Protokoll der Sitzung vom 15.03.2012

(Beifall bei den GRÜNEN)

Beim Lobgesang der Ministerin am heutigen Tage habe ich das Thema Inklusion vermisst, weil ihm nicht der ihm zukommende Stellenwert eingeräumt worden ist. Inklusion in Form der Rechte von behinderten Menschen ist ein Paradigmenwechsel in unserer Ge

sellschaft. Die Bayerische Staatsregierung tut hier so, als ginge es sie nichts an. Wir haben parlamentarisch im sozialpolitischen Ausschuss mühsam durchsetzen müssen, dass es einen runden Tisch gibt, der jetzt einen Aktionsplan erarbeitet, der Ende dieses Jahres fertig sein soll. Das war eine schwierige Sache, und auch hier ist der runde Tisch noch am Anfang seiner Arbeit. Ich vermisse, dass die Bayerische Staatsregierung dem Thema den entsprechenden Stellenwert einräumt. Eigentlich müsste die Bayerische Staatsregierung eine Vorreiterrolle einnehmen und den Aktionsplan vorstellen, ausarbeiten und umsetzen.

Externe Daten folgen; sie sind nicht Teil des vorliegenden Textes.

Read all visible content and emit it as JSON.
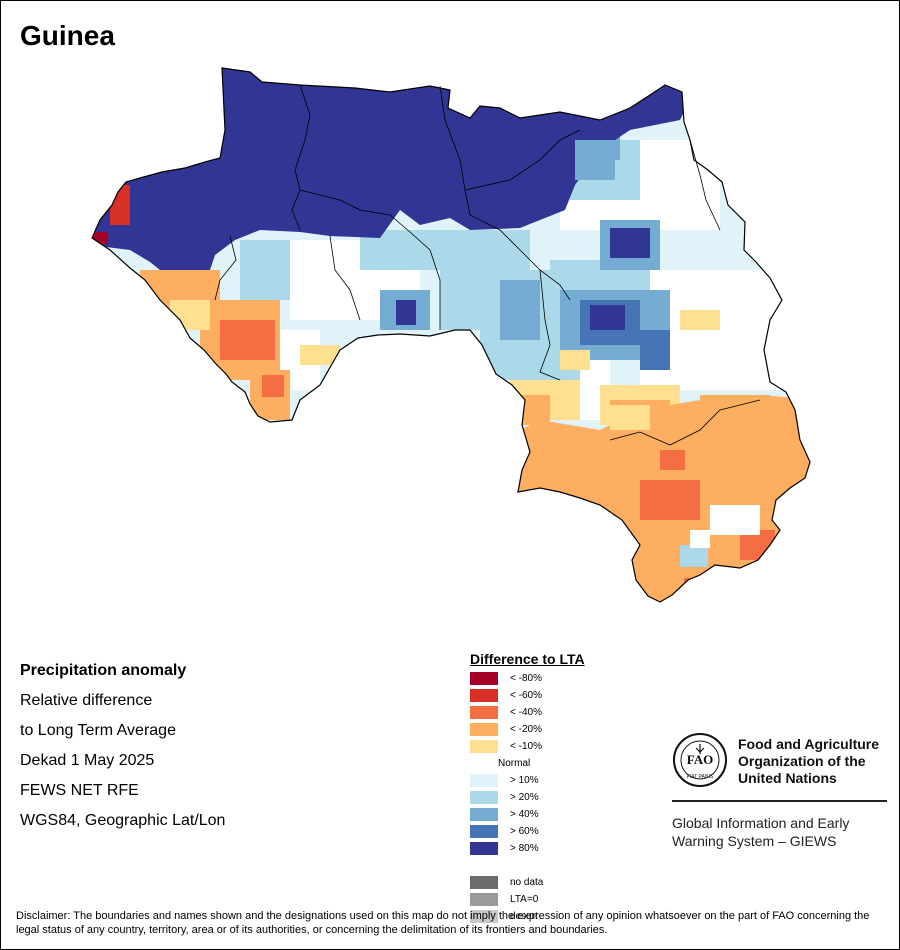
{
  "title": "Guinea",
  "info": {
    "heading": "Precipitation anomaly",
    "lines": [
      "Relative difference",
      "to Long Term Average",
      "Dekad 1 May 2025",
      "FEWS NET RFE",
      "WGS84, Geographic Lat/Lon"
    ]
  },
  "legend": {
    "title": "Difference to LTA",
    "items": [
      {
        "label": "< -80%",
        "color": "#a50026"
      },
      {
        "label": "< -60%",
        "color": "#d73027"
      },
      {
        "label": "< -40%",
        "color": "#f46d43"
      },
      {
        "label": "< -20%",
        "color": "#fdae61"
      },
      {
        "label": "< -10%",
        "color": "#fee090"
      },
      {
        "label": "Normal",
        "color": "#ffffff"
      },
      {
        "label": "> 10%",
        "color": "#e0f3f8"
      },
      {
        "label": "> 20%",
        "color": "#abd9e9"
      },
      {
        "label": "> 40%",
        "color": "#74add1"
      },
      {
        "label": "> 60%",
        "color": "#4575b4"
      },
      {
        "label": "> 80%",
        "color": "#313695"
      }
    ],
    "extra": [
      {
        "label": "no data",
        "color": "#6b6b6b"
      },
      {
        "label": "LTA=0",
        "color": "#9a9a9a"
      },
      {
        "label": "desert",
        "color": "#c8c8c8"
      }
    ]
  },
  "fao": {
    "logo_text": "FIAT PANIS",
    "name_lines": [
      "Food and Agriculture",
      "Organization of the",
      "United Nations"
    ],
    "giews_lines": [
      "Global Information and Early",
      "Warning System – GIEWS"
    ]
  },
  "disclaimer": "Disclaimer: The boundaries and names shown and the designations used on this map do not imply the expression of any opinion whatsoever on the part of FAO concerning the legal status of any country, territory, area or of its authorities, or concerning the delimitation of its frontiers and boundaries."
}
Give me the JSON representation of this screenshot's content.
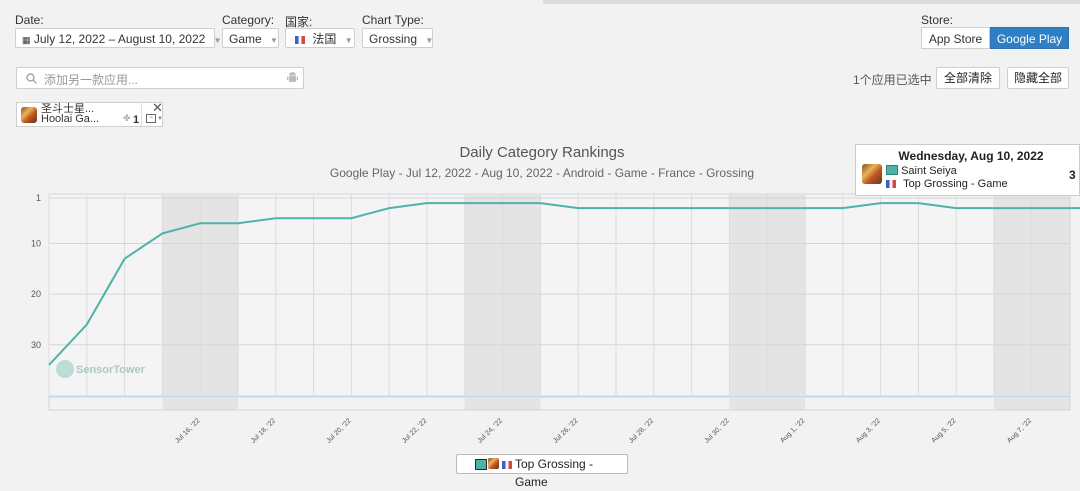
{
  "filters": {
    "date_label": "Date:",
    "date_value": "July 12, 2022 – August 10, 2022",
    "category_label": "Category:",
    "category_value": "Game",
    "country_label": "国家:",
    "country_value": "法国",
    "chart_type_label": "Chart Type:",
    "chart_type_value": "Grossing",
    "store_label": "Store:",
    "store_options": [
      "App Store",
      "Google Play"
    ],
    "store_selected": "Google Play"
  },
  "search": {
    "placeholder": "添加另一款应用..."
  },
  "selection": {
    "count_text": "1个应用已选中",
    "clear_all": "全部清除",
    "hide_all": "隐藏全部"
  },
  "app_tag": {
    "name": "圣斗士星...",
    "publisher": "Hoolai Ga...",
    "number": "1"
  },
  "tooltip": {
    "date": "Wednesday, Aug 10, 2022",
    "app": "Saint Seiya",
    "category": "Top Grossing - Game",
    "value": "3"
  },
  "legend": {
    "label": "Top Grossing - Game"
  },
  "watermark": "SensorTower",
  "colors": {
    "line": "#4db3a8",
    "accent": "#2f7fc6",
    "weekend": "#e4e4e4"
  },
  "chart_data": {
    "type": "line",
    "title": "Daily Category Rankings",
    "subtitle": "Google Play - Jul 12, 2022 - Aug 10, 2022 - Android - Game - France - Grossing",
    "y_reversed": true,
    "ylim": [
      1,
      34
    ],
    "y_ticks": [
      1,
      10,
      20,
      30
    ],
    "x_tick_labels": [
      "Jul 16, '22",
      "Jul 18, '22",
      "Jul 20, '22",
      "Jul 22, '22",
      "Jul 24, '22",
      "Jul 26, '22",
      "Jul 28, '22",
      "Jul 30, '22",
      "Aug 1, '22",
      "Aug 3, '22",
      "Aug 5, '22",
      "Aug 7, '22"
    ],
    "x_tick_days": [
      4,
      6,
      8,
      10,
      12,
      14,
      16,
      18,
      20,
      22,
      24,
      26
    ],
    "weekend_bands": [
      [
        3,
        5
      ],
      [
        11,
        13
      ],
      [
        18,
        20
      ],
      [
        25,
        27
      ]
    ],
    "series": [
      {
        "name": "Top Grossing - Game",
        "days": [
          0,
          1,
          2,
          3,
          4,
          5,
          6,
          7,
          8,
          9,
          10,
          11,
          12,
          13,
          14,
          15,
          16,
          17,
          18,
          19,
          20,
          21,
          22,
          23,
          24,
          25,
          26,
          27,
          28
        ],
        "values": [
          34,
          26,
          13,
          8,
          6,
          6,
          5,
          5,
          5,
          3,
          2,
          2,
          2,
          2,
          3,
          3,
          3,
          3,
          3,
          3,
          3,
          3,
          2,
          2,
          3,
          3,
          3,
          3,
          3
        ]
      }
    ]
  }
}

Ich möchte auf das Hauptthema des kleinen Sozialberichts, den wir jetzt bekommen haben, eingehen, nämlich Menschen mit Migrationshintergrund. Sie wollten uns vorhin, Frau Ministerin, in Ihrer Rede glauben machen, dass Migrantinnen und Migranten in Bayern eine Spitzenposition bei der Förderung einnehmen. Auch in diesem Zusammenhang muss ich bezweifeln, dass Sie den Bericht gelesen haben; denn sonst müssten Sie wissen, dass jeder vierte Mensch mit Migrationshintergrund in Armut lebt, das Armutsrisiko von Menschen mit Migrationshintergrund in Bayern doppelt so hoch ist, 560.000 Menschen mit Migrationshintergrund unterhalb der Armutsgrenze leben und das durchschnittliche Nettoeinkommen 25 % unter dem Einkommen von Menschen ohne Migrationshintergrund liegt. Ich weiß nicht, in welche Richtung Ihre Spitze zeigt, aber nach oben zeigt sie in Bezug auf Menschen mit Migrationshintergrund ganz sicher nicht.

Menschen mit Migrationshintergrund, insbesondere Kinder, auf die es nach den Beteuerungen vieler Vorrednerinnen und Vorredner ankommt, haben auch geringere Teilhabechancen. Bereits in der Kindheit verfestigen sich die Erfolgschancen fürs Leben. Die Betreuungsquote von Kindern unter drei Jahren mit Migrationshintergrund ist mit 12 % halb so hoch wie bei Kindern ohne Migrationshintergrund. Im Bundesvergleich sind wir damit am unteren Ende. Noch schlechter sieht es bei der Altersgruppe der Drei- bis Sechsjährigen aus. Dort werden 74 % der Kinder mit Migrationshintergrund in einem Kindergarten betreut, während 96,8 % der Kinder ohne Migrationshintergrund in entsprechenden Einrichtungen Aufnahme gefunden haben. In diesem Punkt liegen wir im Bundesvergleich an letzter Stelle.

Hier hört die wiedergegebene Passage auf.